Where is "Little Charlie?"

Oh. I've made it to another day in Paradise. It's Wednesday. I'm done for the week. Next week is my last class of Art Appreciation. Then I have to grade exams.
But today is a painting day. Guess who's not going today?
It's cool out and about nine o'clock. It's my turn to drive and buy breakfast. Ham and eggs, crisp hash browns is on the top of the menu board at $3.99. Tim wants to know what's the difference between the ham we got and Canadian bacon. "Well, for one thing my ham slice is twice as thick as yours and I think Canadian bacon is cured differently, drier, saltier."  But this ham was salty. I mean really salty. After my second cup of coffee and the the entire plate of food, I want a "nap."
Tim thinks that's a great idea, too. But we decide we'd better make a painting first. You can see that it is a beautiful day below but it was a hard freeze last night so it's a chilly this morning. Suppose to warm up though.

I'm looking for a little town called Little Charlie near where I live. Why?
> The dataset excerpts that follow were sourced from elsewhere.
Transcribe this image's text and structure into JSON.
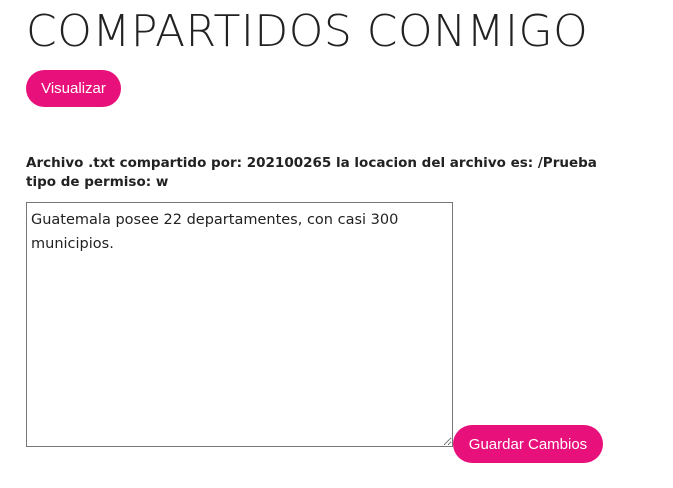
{
  "header": {
    "title": "COMPARTIDOS CONMIGO"
  },
  "actions": {
    "visualizar_label": "Visualizar",
    "guardar_label": "Guardar Cambios"
  },
  "shared_file": {
    "info_text": "Archivo .txt compartido por: 202100265 la locacion del archivo es: /Prueba tipo de permiso: w",
    "content": "Guatemala posee 22 departamentes, con casi 300 municipios."
  },
  "colors": {
    "accent": "#e8107a",
    "text": "#222222"
  }
}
My middle name is Charlie so I thought this would be a cool painting called "Little Charlie by Little Charlie." Hey, I'm 5'2" and shrinking all the time. We follow the Eel again west towards a place called Hoover. My Iphone GPS map shows Little Charlie near Hoover. As we're driving I'm watching the map. I watch the marker pass right over Little Charlie and there's no Little Charlie. Just farmland and a house. See the house. I know. It's not a town or anything. Tim figures it was a siding during the railroad days when a track ran through the area from the grain storage silos located to the east. We continue driving on for following the Eel back east. The grain silos are a spot I've been toying with in my mind as a possible painitng location. "Let's go to the grainery in Mexico." "Sure", is Tim's reply.
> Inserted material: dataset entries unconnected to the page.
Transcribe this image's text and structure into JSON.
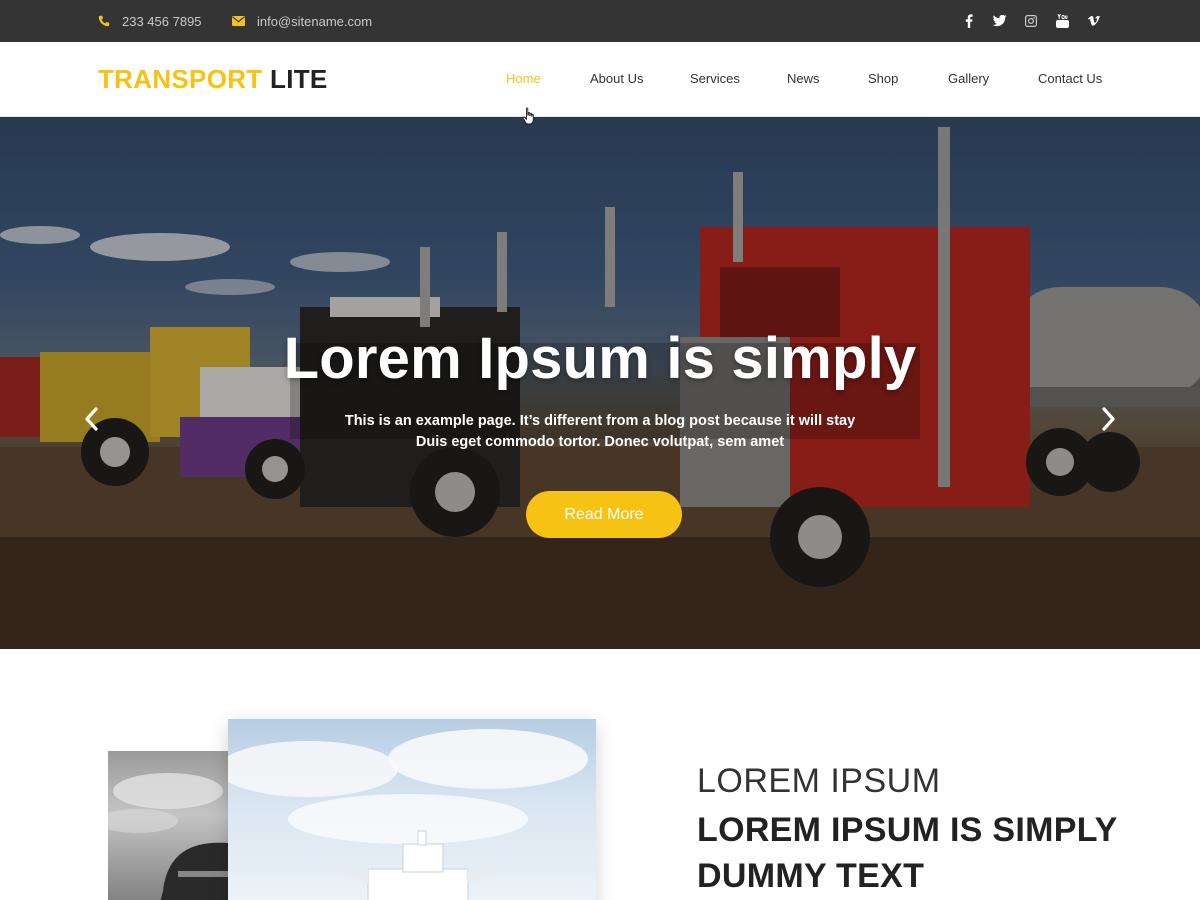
{
  "topbar": {
    "phone": "233 456 7895",
    "email": "info@sitename.com",
    "phone_icon": "phone-icon",
    "email_icon": "envelope-icon",
    "social_icons": [
      "facebook-icon",
      "twitter-icon",
      "instagram-icon",
      "youtube-icon",
      "vimeo-icon"
    ],
    "accent_color": "#f6c213",
    "background": "#343434"
  },
  "header": {
    "logo_part1": "TRANSPORT",
    "logo_part2": "LITE",
    "nav": [
      "Home",
      "About Us",
      "Services",
      "News",
      "Shop",
      "Gallery",
      "Contact Us"
    ],
    "active_nav": "Home"
  },
  "hero": {
    "title": "Lorem Ipsum is simply",
    "subtitle_line1": "This is an example page. It’s different from a blog post because it will stay",
    "subtitle_line2": "Duis eget commodo tortor. Donec volutpat, sem amet",
    "button_label": "Read More",
    "prev_icon": "chevron-left-icon",
    "next_icon": "chevron-right-icon"
  },
  "about": {
    "kicker": "LOREM IPSUM",
    "headline_line1": "LOREM IPSUM IS SIMPLY",
    "headline_line2": "DUMMY TEXT"
  }
}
This is an old iron bridge we cross to get back over the Eel. I  think we painted this one before. These iron bridges are nearly indestructable because they are made out of iron and not steel. The iron doesn't rust like steel does. The planks across the bed make a loud clackety noise as we cross. The river view is a good subject as well, maybe later.  It's the grainery today because I'm driving. Tim is fine with that.
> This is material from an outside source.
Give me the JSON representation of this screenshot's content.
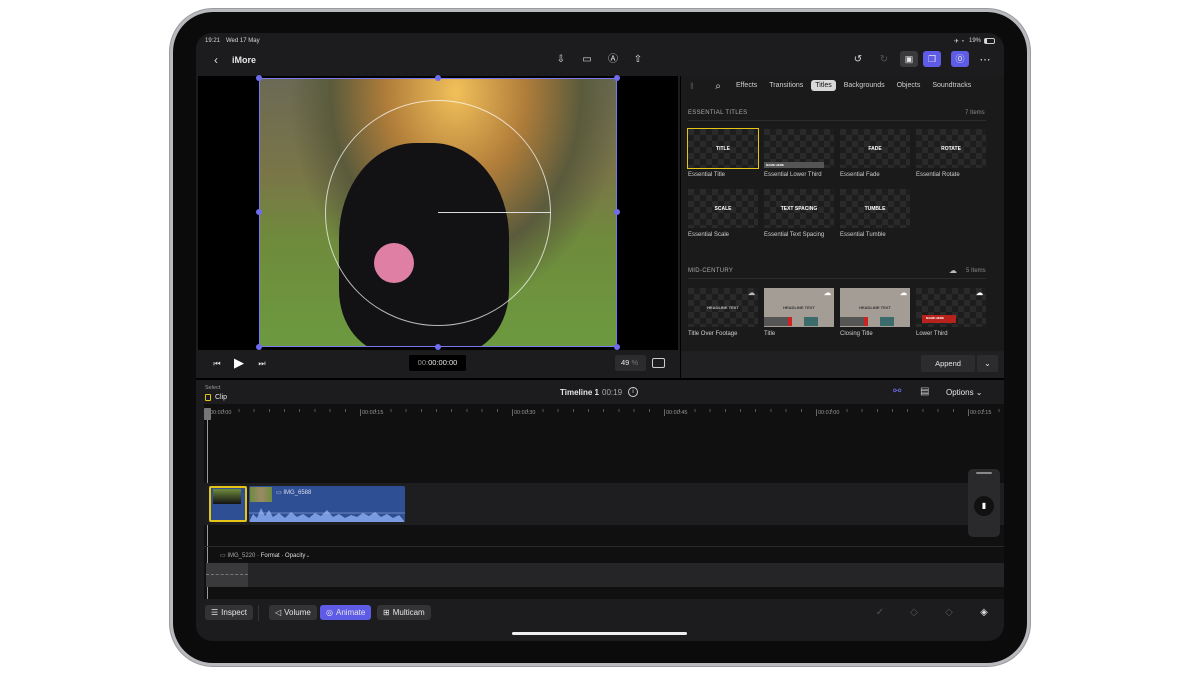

I know the guy who runs the facility. Most of the corn here goes over to Ohio for ethanol. You know ethanol. The produxt that is cheaper than gas, keeps the corn prices high and is subsidized by the good ole U.S.of A. Only in America. Craig Ferguson is right. This is the only country where we pay more in taxes so we can pay more to the farmer to pay less for gas. That's traditional capitalism at its best. We finally settle down and start. I'm working in my three colors again and Tim is doing his pastels. But he starts to complain that this is a hard subject. He does that to relax himself so he can do a better job already giving himself a way out if it looks like crap. The sky is a rich clear blue and the silos are grey concrete and metal painted gray. We talk most of the time today about the gorgeous weather and his solar room addition. The solar room is a story by itself . We drove to Michigan in the ealry 80's to get tempered glass panes from Jordan College. The college was a big deal in the days of the oil embargo.They were heavy into "solar." Remember that? Gas was expensive and you had to wait in line to get gas.
Our finished pieces are displayed. Mine is above and Tim's is to the left. I like the way he leans his buildings to allow for parallax. You get parallax from a "normal" camera lens. He sees this with his stereoptic vision. I don't know how he does this. His drawing uses a lot of black pastel but it really works here. It reminds me of a Charles Burchfield drawing. He loves the detail and renders it in a very specific way almost like an architectural rendering. Mine above again favors contrast and simplicity. The whole time I was painitng I was thinking, "think pattern."  Actually, I'm pretty pleased with this one. When I peeled the tape away from the edges the white paper border sets the color ablaze.. All in all, great weather in the mid-60's, good breakfast, a great painting day. With the definite possibilty of a nap at three o'clock is a go.
I think though we may head over to Home Depot to drop his rough drawings off to get an estimate for materials to build his solar room, ...finally.